Address429 Anatomy Bldg
Dept Neuroscience Physiology Pharmacology
Professor of Neurodegeneration
Neuro, Physiology & Pharmacology
Div of Biosciences
The hippocampus in health and disease; Alzheimer's disease: how synaptic transmission goes wrong, long before you can detect cognitive deficits
Memory must involve activity-dependent changes in the network of communication between brain cells. The hippocampus has long been known to be involved in the laying down of memory and much work on this field has concentrated on this area of the brain. Cellular phenomena have been described by which the communication at individual synapses, (the connections between individual neurones), can be strengthened, ('long-term potentiation', LTP) or weakened ('long-term depression', LTD).
In the Edwards lab we are interested in how synapses change and how they react to each other in both health and disease.
1. How synapses work and change in the healthy brain: In healthy mouse and rat brains we use high resolution recording techniques to measure the electrical communication between brain cells in acute and organic brain slices. In addition we can image these cells in detail and observe the changes that occur as connections strengthen and weaken both in response to incoming activity but also in response to changes in neighbouring connections. Understanding such subtle mechanisms is essential to understanding how the healthy network develops and is maintained in terms of general day to day function and the laying down and retrieval of memory. It is also these functions which are likely to go wrong in many neurodegenerative diseases.
2. What goes wrong in Alzheimer's disease: So far there has been no success in treating Alzheimer's disease. Although some drugs temporarily help the symptoms in some people, nothing has been discovered to slow or reverse the progression of the disease. Considering the massive scale of this disease and the devastating effects on the sufferers as well as their families, not to mention the economy, this is an urgent problem to address. Working on the hypothesis that the past failure is because the attempts at treatment come too late, once the brain is already too damaged for repair, we are both studying the earliest changes that occur and the middle period; a long window of opportunity as plaques develop but irreversible damage is yet to occur.
Using mice which express human genes with mutations known to occur in Alzheimer's disease and other disease states, we have observed substantial changes in synaptic transmission at very early stages. By understanding these changes we aim to develop new therapies in an attempt to stop the progression of the disease before substantial irreversible damage has occurred.
The work has now expanded to investigate the genome-wide gene expression in these mice revealing initial changes in synaptic genes followed by a very tight correlation between plaque development and immune genes. Later loss of synaptic genes, presumably indicated to loss of synapses and neurodegeneration is more closely linked to neurofibrillary tangles. Ongoing studies involve the manipulation of the genes of interest to understand which genes influence the susceptibility of the brain to the formation of neurofibrillary tangles and neurodegeneration.
|Australian National University|
Master of Science
|University of Sydney|
Bachelor of Science (Honours)
|University of Sydney|
Dr Frances Edwards graduated in Pharmacology at the University of Sydney, Australia and received her PhD whilst working at the Max-Planck Institute in Germany under the Nobel Prize winner, Prof. Bert Sakmann.

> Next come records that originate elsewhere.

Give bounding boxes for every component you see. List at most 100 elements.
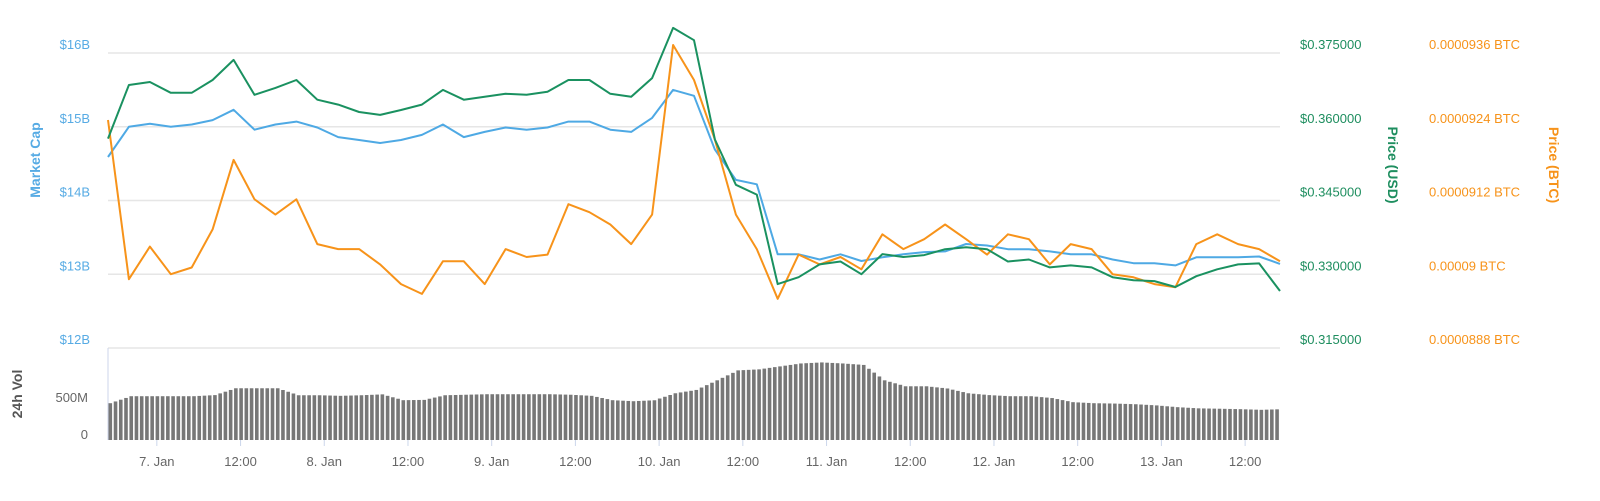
volume-bar: [495, 394, 500, 440]
volume-bar: [898, 384, 903, 440]
volume-bar: [1008, 396, 1013, 440]
volume-bar: [307, 395, 311, 440]
volume-bar: [997, 395, 1002, 440]
x-tick-label: 12:00: [1061, 454, 1094, 469]
volume-bar: [610, 400, 615, 440]
x-tick-label: 10. Jan: [638, 454, 681, 469]
price-usd-tick-label: $0.330000: [1300, 258, 1361, 273]
volume-bar: [349, 395, 353, 440]
volume-bar: [914, 386, 918, 440]
volume-bar: [825, 362, 829, 440]
volume-bar: [1045, 397, 1049, 440]
volume-bar: [1029, 396, 1033, 440]
volume-bar: [479, 394, 484, 440]
volume-bar: [139, 396, 144, 440]
volume-bar: [521, 394, 526, 440]
volume-bar: [636, 400, 641, 440]
volume-bar: [453, 394, 458, 440]
volume-bar: [584, 395, 589, 440]
market-cap-line: [107, 88, 1281, 267]
volume-bar: [537, 394, 542, 440]
volume-bar: [396, 398, 400, 440]
volume-bar: [605, 399, 610, 440]
volume-bar: [1249, 409, 1253, 440]
x-tick-label: 12:00: [894, 454, 927, 469]
volume-bar: [1018, 396, 1023, 440]
volume-bar: [1050, 398, 1054, 440]
volume-bar: [1060, 400, 1065, 440]
volume-bar: [218, 393, 222, 440]
price-btc-line: [107, 44, 1281, 300]
volume-bar: [799, 363, 803, 440]
volume-bar: [631, 401, 636, 440]
volume-bar: [945, 388, 950, 440]
volume-bar: [746, 369, 751, 440]
volume-bar: [417, 399, 421, 440]
volume-bar: [234, 388, 238, 440]
volume-bar: [882, 380, 887, 440]
market-cap-tick-label: $12B: [60, 332, 90, 347]
volume-bar: [1254, 409, 1258, 440]
volume-bar: [1081, 402, 1086, 440]
volume-bar: [835, 363, 840, 440]
volume-bar: [213, 395, 217, 440]
volume-bar: [820, 362, 824, 440]
market-cap-tick-label: $14B: [60, 185, 90, 200]
volume-bar: [490, 394, 495, 440]
volume-bar: [516, 394, 521, 440]
volume-bar: [977, 394, 981, 440]
volume-bar: [1228, 408, 1232, 440]
volume-bar: [1086, 402, 1091, 440]
price-usd-tick-label: $0.375000: [1300, 37, 1361, 52]
volume-bar: [244, 388, 249, 440]
volume-bar: [1217, 408, 1222, 440]
volume-bar: [909, 386, 913, 440]
volume-bar: [783, 365, 788, 440]
volume-bar: [924, 386, 929, 440]
volume-tick-label: 0: [81, 427, 88, 442]
volume-bar: [804, 363, 808, 440]
volume-bar: [532, 394, 536, 440]
volume-bar: [699, 387, 704, 440]
volume-bar: [741, 370, 746, 440]
grid-lines: [107, 52, 1280, 446]
volume-bar: [652, 400, 657, 440]
volume-bar: [888, 381, 892, 440]
price-usd-line: [107, 26, 1281, 292]
price-usd-axis-title: Price (USD): [1385, 126, 1401, 203]
price-btc-tick-label: 0.0000936 BTC: [1429, 37, 1520, 52]
volume-bar: [956, 390, 960, 440]
volume-bar: [1259, 409, 1264, 440]
volume-tick-label: 500M: [55, 390, 88, 405]
volume-bar: [438, 396, 442, 440]
volume-bar: [689, 390, 693, 440]
volume-bar: [663, 396, 667, 440]
volume-bar: [1123, 403, 1128, 440]
volume-bar: [296, 395, 301, 440]
volume-bar: [752, 369, 756, 440]
volume-bar: [364, 395, 369, 440]
volume-bar: [186, 396, 191, 440]
market-cap-tick-label: $13B: [60, 258, 90, 273]
volume-bar: [710, 382, 714, 440]
volume-bar: [731, 372, 735, 440]
volume-bar: [1034, 396, 1039, 440]
volume-bar: [762, 368, 767, 440]
volume-bar: [275, 388, 280, 440]
volume-bar: [772, 367, 777, 440]
volume-bar: [736, 370, 740, 440]
volume-bar: [1065, 401, 1070, 440]
volume-bar: [767, 367, 772, 440]
volume-bar: [903, 386, 908, 440]
volume-bar: [448, 395, 453, 440]
volume-bar: [291, 393, 296, 440]
volume-bar: [124, 397, 128, 440]
volume-bar: [1270, 409, 1274, 440]
volume-bar: [657, 398, 662, 440]
volume-bar: [1275, 409, 1279, 440]
volume-bar: [202, 395, 207, 440]
volume-bar: [249, 388, 254, 440]
volume-bar: [548, 394, 552, 440]
x-tick-label: 12:00: [727, 454, 760, 469]
volume-bar: [553, 394, 557, 440]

After staying on as a postdoctoral fellow in Sakmann's lab, in 1990 she joined David Colquhoun’s group in Pharmacology at UCL as a Wellcome European Fellow.
After returning to Australia in 1992 Frances held a Queen Elizabeth II Research Fellowship at the University of Sydney from 1993 until 1996.

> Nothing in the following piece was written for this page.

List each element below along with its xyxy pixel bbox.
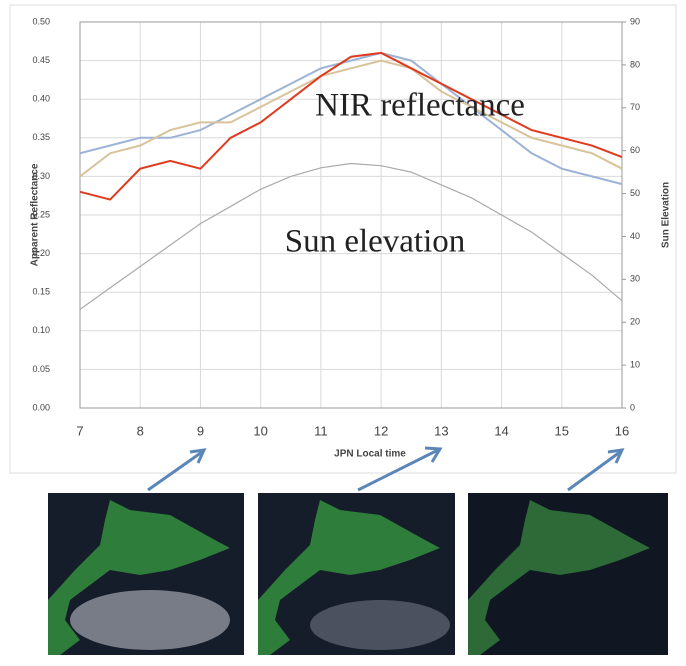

In 1996 she joined the Department of Physiology at UCL. Until 2010 the focus of the Edwards lab was mechanisms of fast synaptic transmission and the role of dendritic spines in plasticity using electrophysiology and confocal imaging.

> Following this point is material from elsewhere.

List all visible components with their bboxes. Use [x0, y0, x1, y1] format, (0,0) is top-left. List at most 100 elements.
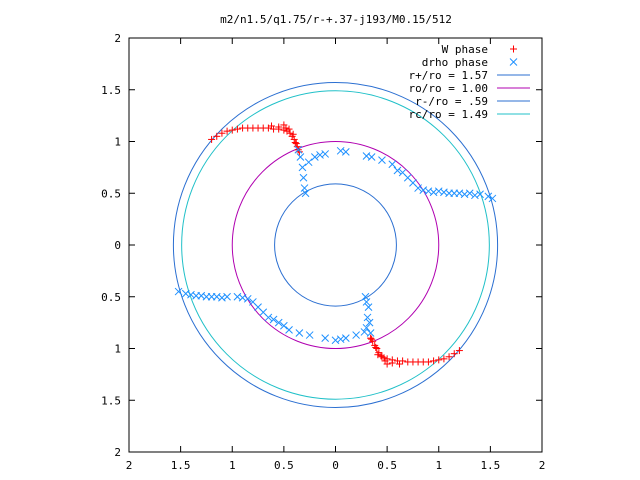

In 2010 the research direction largely shifted to research on Alzheimer's disease, studying several transgenic mouse models of human mutations in the amyloid pathway or microtubule-associated protein tau. Recently improved knock in models have been developed and these are now the focus of the lab.
The approaches have expanded to include a range of molecular biology and immunohistochemical techniques and genetics (in collaboration with John Hardy).
Along with synaptic changes the lab is now interested in the role of the immune system in Alzheimer and the interface between amyloid plaques and neurofibrillary tangles as well as developing improved mouse models to address these questions more effectively.